Multimodal Content Understanding via Structural Reasoning


Tuesday, November 17, 2020, 02:30pm - 04:00pm


Speaker: Shijie Geng

Location : Remote via Webex


Prof. Yongfeng Zhang (Advisor), Prof. Hao Wang, Prof. Sungjin Ahn, Prof. Dong Deng

Event Type: Qualifying Exam

Abstract: Vision-language tasks require a model to understand input multimodal contents and then conduct a specific goal (such as answer selection, text generation, or span prediction), which poses challenging multimodal representation learning and reasoning scenarios. Many existing works on vision-language tasks simply represent multimodal inputs as a sequence of embeddings (objects in an image or tokens in a sentence). However, such representation ignores the intrinsic structures such as relations or hierarchies of the multimodal contents. We propose to leverage the structural cues to build graph representation for multimodal contents and further reason over it through multimodal graph attention networks.
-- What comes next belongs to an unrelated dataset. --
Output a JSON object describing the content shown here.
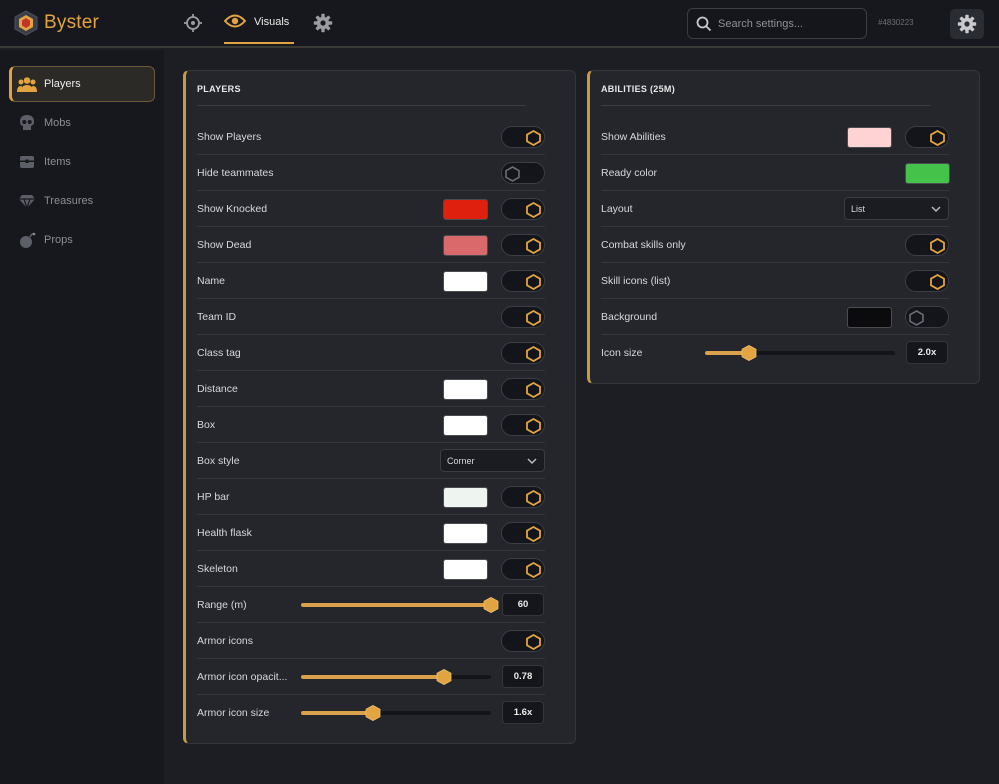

We present experiments on two vision-language tasks to show the effectiveness of incorporating structural representation and reasoning for understanding multimodal contents: 1) The first task is audio-visual scene aware dialog which requires an agent to indulge in a question-answer dialog with a human about the audio-visual content. 2) The second task is document visual question answering which requires the ability of understanding layout in document images to locate the correct answer span for given questions.